In der amerikanischen Tochterfabrik des Bad Haller Rohreherstellers in Charleston tüftelten die Techniker über ein Jahr, nachdem der niederländische Erfinder Boyan Slat ein Filtersystem mit 600 Metern langen Armen erfunden hat, an denen wie in einer Meeresbucht Plastikmüll angeschwemmt wird. Der geniale Plan des erst 23-jährigen Studenten der Luft- und Raumfahrt hat Wissenschafter überzeugt, die in einem weltweiten Netzwerk an der Umsetzung arbeiteten. Mit Crowdfunding und dank millionenschwerer Gönner wurde jetzt das erste Müllriff aus Kunststoffrohren mit 3,5 Metern Durchmesser zu Wasser gelassen.

Neue Technik erfunden

"Unsere Leute in den USA haben für das Projekt eine neue Schweißtechnik für Kunststoff erfunden", erklärt Agru-Marketingleiter Harald Bachinger.

Damit die Plastikfetzen nicht unter der Rohrbarriere durchtauchen, ist an deren Unterseite eine Schürze gespannt, die drei Meter tief ins Wasser reicht. Der riesige Mistfilter ist so konstruiert, dass ihm die Meeresströmung den Unrat regelrecht in die Fänge treibt. Alle sechs Wochen kommen dann Spezialschiffe und fischen den Plastikmüll ab, der zu Rohstoff recycelt wird.

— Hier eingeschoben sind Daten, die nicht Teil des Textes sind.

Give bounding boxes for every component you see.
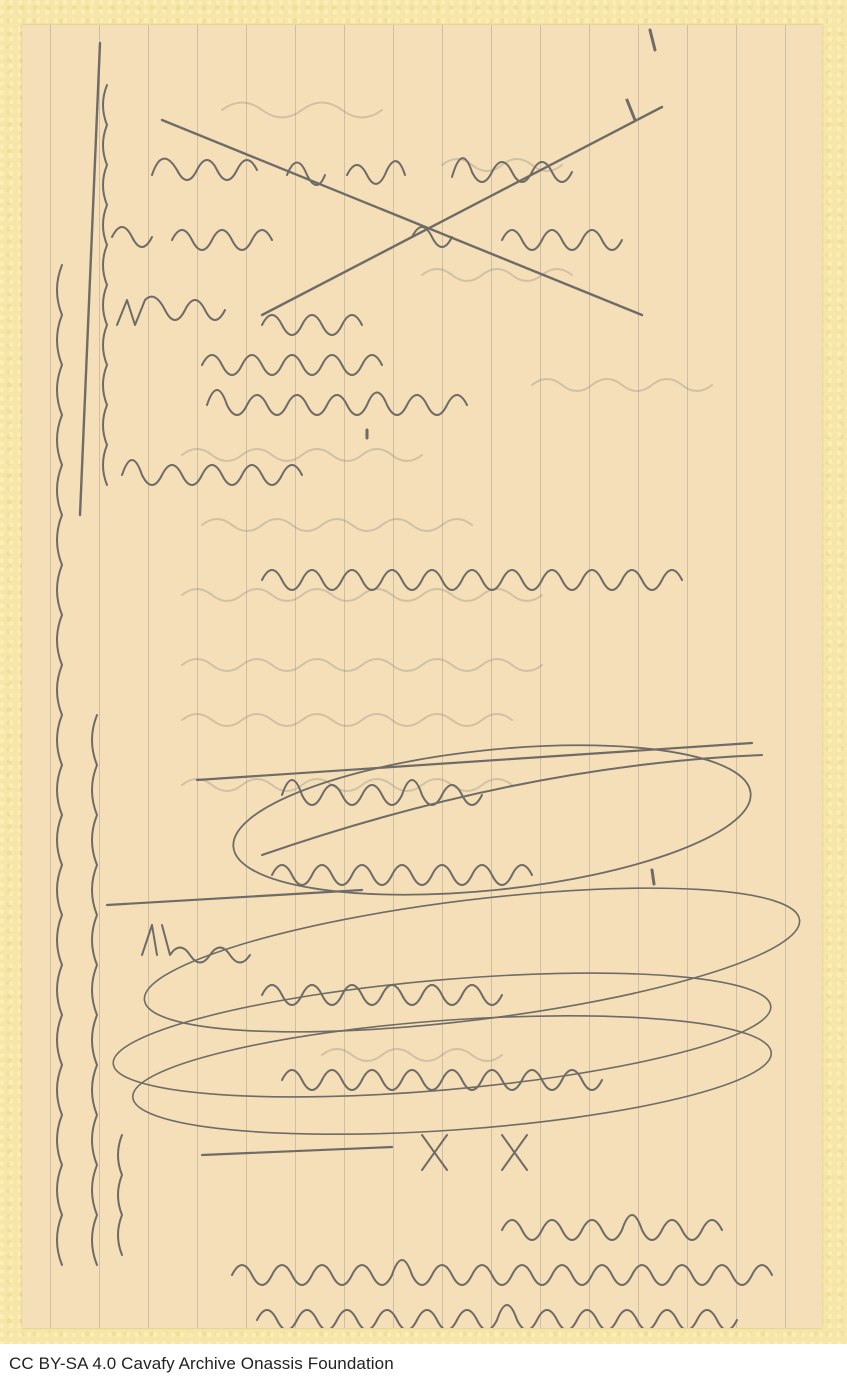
- license-credit: CC BY-SA 4.0 Cavafy Archive Onassis Foun…: [9, 1354, 394, 1374]
- pencil-handwriting: [22, 25, 822, 1328]
- manuscript-sheet: [22, 25, 822, 1328]
- show-through-text: [182, 103, 712, 1062]
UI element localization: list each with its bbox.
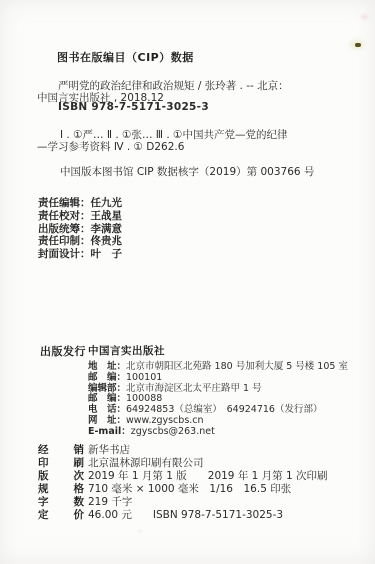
print-value: 46.00 元 ISBN 978-7-5171-3025-3 xyxy=(88,507,283,522)
scan-speck-faint xyxy=(138,530,142,533)
print-label: 定价 xyxy=(38,507,88,522)
cip-entry-isbn: ISBN 978-7-5171-3025-3 xyxy=(58,101,209,113)
detail-label: E-mail： xyxy=(88,426,131,437)
credit-value: 叶 子 xyxy=(91,248,123,260)
print-label-first: 定 xyxy=(38,507,49,522)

Der Riesenauftrag von Weltgeltung ist für "Agru" noch nicht das große Geschäft. "Würden wir alle Arbeitsstunden einrechnen, wären wir nicht wettbewerbsfähig", sagt Bachinger. Nachdem die Entwicklungstätigkeit nun in den Standardablauf übergeht, wird sich so manche Vorleistung aber rechnen. Um bis 2040 90 Prozent des Plastikmülls aus dem großen pazifischen Strudel herauszuholen, wie es Boyan Slat vorhat, wird man eine Flotte von 60 dieser schwimmenden Buchten benötigen, die mit hochtechnischen Navigations- und Ortungssystemen ausgestattet sind, um nicht mit Schiffen zu kollidieren. Die Aktion, die am Samstag begann, wird die "größte Aufräumaktion der Geschichte" genannt.